Warum wurden die geplanten Gesetzesänderungen erforderlich? Seit Jahren steigen die Kosten für Heilmittel wie beispielsweise Krankengymnastik, Physio- oder Sprachtherapie, aber auch für medizinische Hilfsmittel, die unbedingt erforderlich sind, um den Erfolg einer (Kranken)Behandlung zu sichern wie beispielsweise Prothesen, Rollstühle, orthopädische Einlagen oder insbesondere verordnungsfähige Inkontinenzhilfen. Um die wachsenden Ausgaben für medizinische Hilfsmittel einzudämmen, stellte die Politik den Krankenkassen frei, auch diese „auszuschreiben“. Dies bedeutet praktisch, dass ausschließlich der Ausschreibungsgewinner ein bestimmtes Gebiet beliefern darf. Und der Gewinner ist natürlich immer der, der den günstigsten Preis bietet. Konnten also Patienten vorher zum Sanitätshaus ihrer Wahl gehen, sind sie nach einer Ausschreibung auf den Ausschreibungsgewinner angewiesen.
Auf diese Weise geht u. a. die „Qualität baden“, wie Karl-Josef Laumann, Staatssekretär im Bundesgesundheitsministerium, moniert. Denn die Ausschreibungspolitik der Kassen hat zur Folge, dass Kostenträger nur noch bereit sind, ihren Versicherten mit dem Problem der Inkontinenz lediglich eine Minimalversorgung zu finanzieren. Dies wiederum führt dazu, dass viele Versicherte mit ihrer Versorgung unzufrieden und teils enormen Belastungen durch einen Wechsel des gewohnten Produktes oder nicht bedarfsgerechter Qualität des neuen Produktes ausgesetzt sind. Wer etwas Besseres als das Standardprodukt des Ausschreibungsgewinners haben will, muss privat zuzahlen. Dies können bis zu 120 Euro im Monat extra für hochwertigere Inkontinenzprodukte sein.
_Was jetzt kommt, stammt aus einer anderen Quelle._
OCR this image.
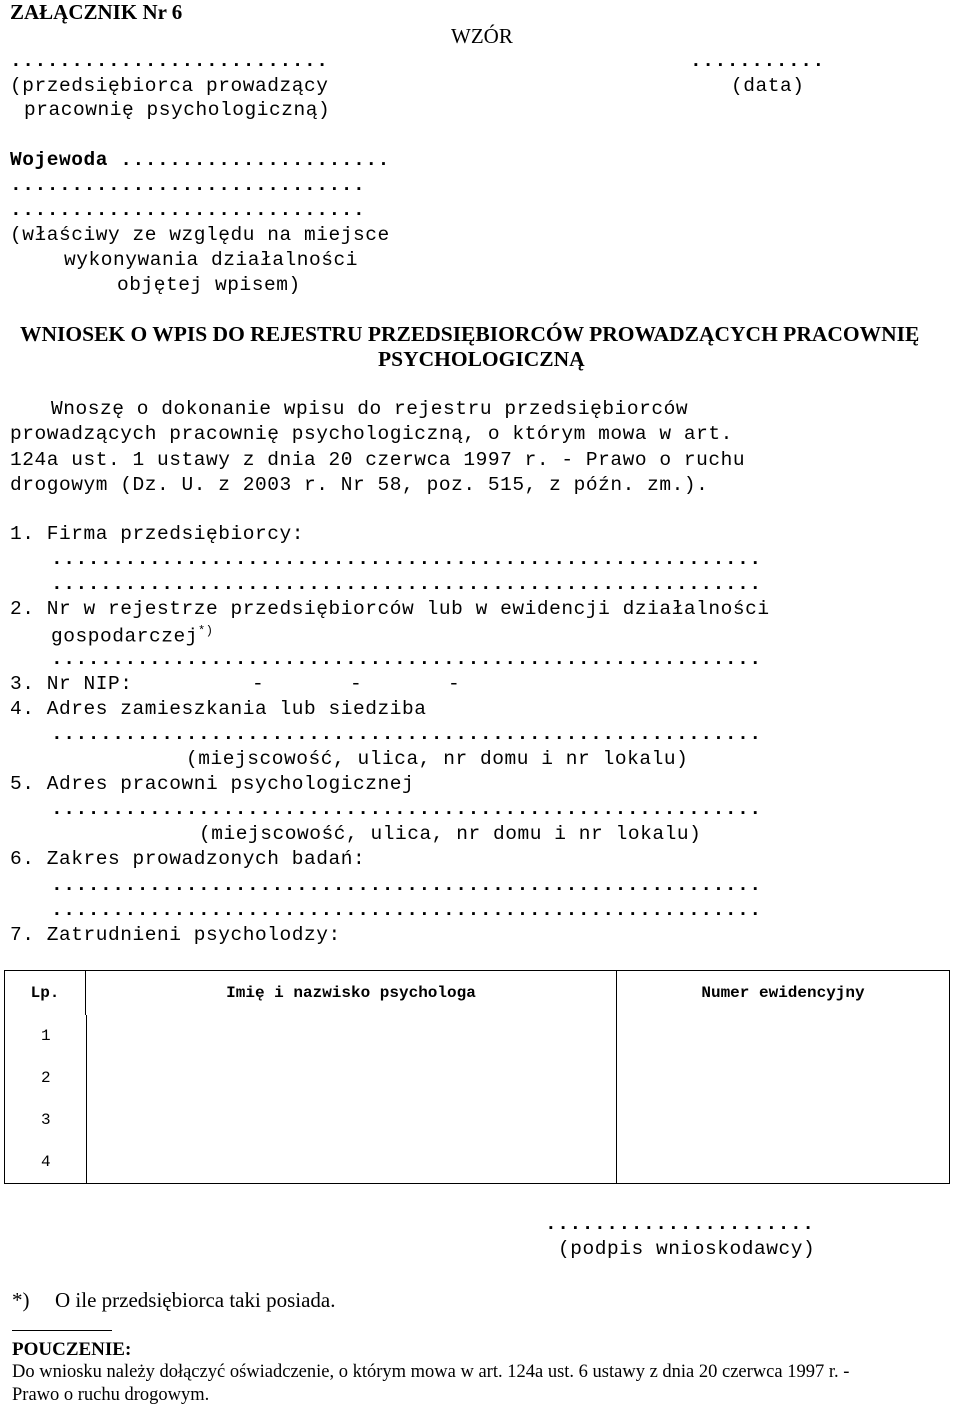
ZAŁĄCZNIK Nr 6
WZÓR
..........................
(przedsiębiorca prowadzący
pracownię psychologiczną)
...........
(data)
Wojewoda ......................
.............................
.............................
(właściwy ze względu na miejsce
wykonywania działalności
objętej wpisem)
WNIOSEK O WPIS DO REJESTRU PRZEDSIĘBIORCÓW PROWADZĄCYCH PRACOWNIĘ
PSYCHOLOGICZNĄ
Wnoszę o dokonanie wpisu do rejestru przedsiębiorców
prowadzących pracownię psychologiczną, o którym mowa w art.
124a ust. 1 ustawy z dnia 20 czerwca 1997 r. - Prawo o ruchu
drogowym (Dz. U. z 2003 r. Nr 58, poz. 515, z późn. zm.).
1. Firma przedsiębiorcy:
..........................................................
..........................................................
2. Nr w rejestrze przedsiębiorców lub w ewidencji działalności
gospodarczej*)
..........................................................
3. Nr NIP:	-       -       -
4. Adres zamieszkania lub siedziba
..........................................................
(miejscowość, ulica, nr domu i nr lokalu)
5. Adres pracowni psychologicznej
..........................................................
(miejscowość, ulica, nr domu i nr lokalu)
6. Zakres prowadzonych badań:
..........................................................
..........................................................
7. Zatrudnieni psycholodzy:
Lp.	Imię i nazwisko psychologa	Numer ewidencyjny
1		
2		
3		
4		
......................
(podpis wnioskodawcy)
*) O ile przedsiębiorca taki posiada.
POUCZENIE:
Do wniosku należy dołączyć oświadczenie, o którym mowa w art. 124a ust. 6 ustawy z dnia 20 czerwca 1997 r. -
Prawo o ruchu drogowym.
Die adäquate Versorgung mit medizinischen Hilfsmitteln leidet aber auch in anderen Bereichen. Beispielsweise müssen Patienten zum „Gewinner“ eines Rollstuhl-Angebotes schon mal hundert Kilometer zurücklegen, sofern das Modell gerade erhältlich ist. Die Universität Frankfurt am Main hat dazu untersucht, wie schnell ein Ausschreibungsgewinner Patienten versorgt. Ein Beispiel dazu: Im Falle von Antidekubitus-Liegehilfen hätten diese laut Ausschreibung der AOK innerhalb von 24 Stunden geliefert werden müssen – das Sanitätshaus scheiterte aber bis zu 80 Prozent an dieser Vorgabe.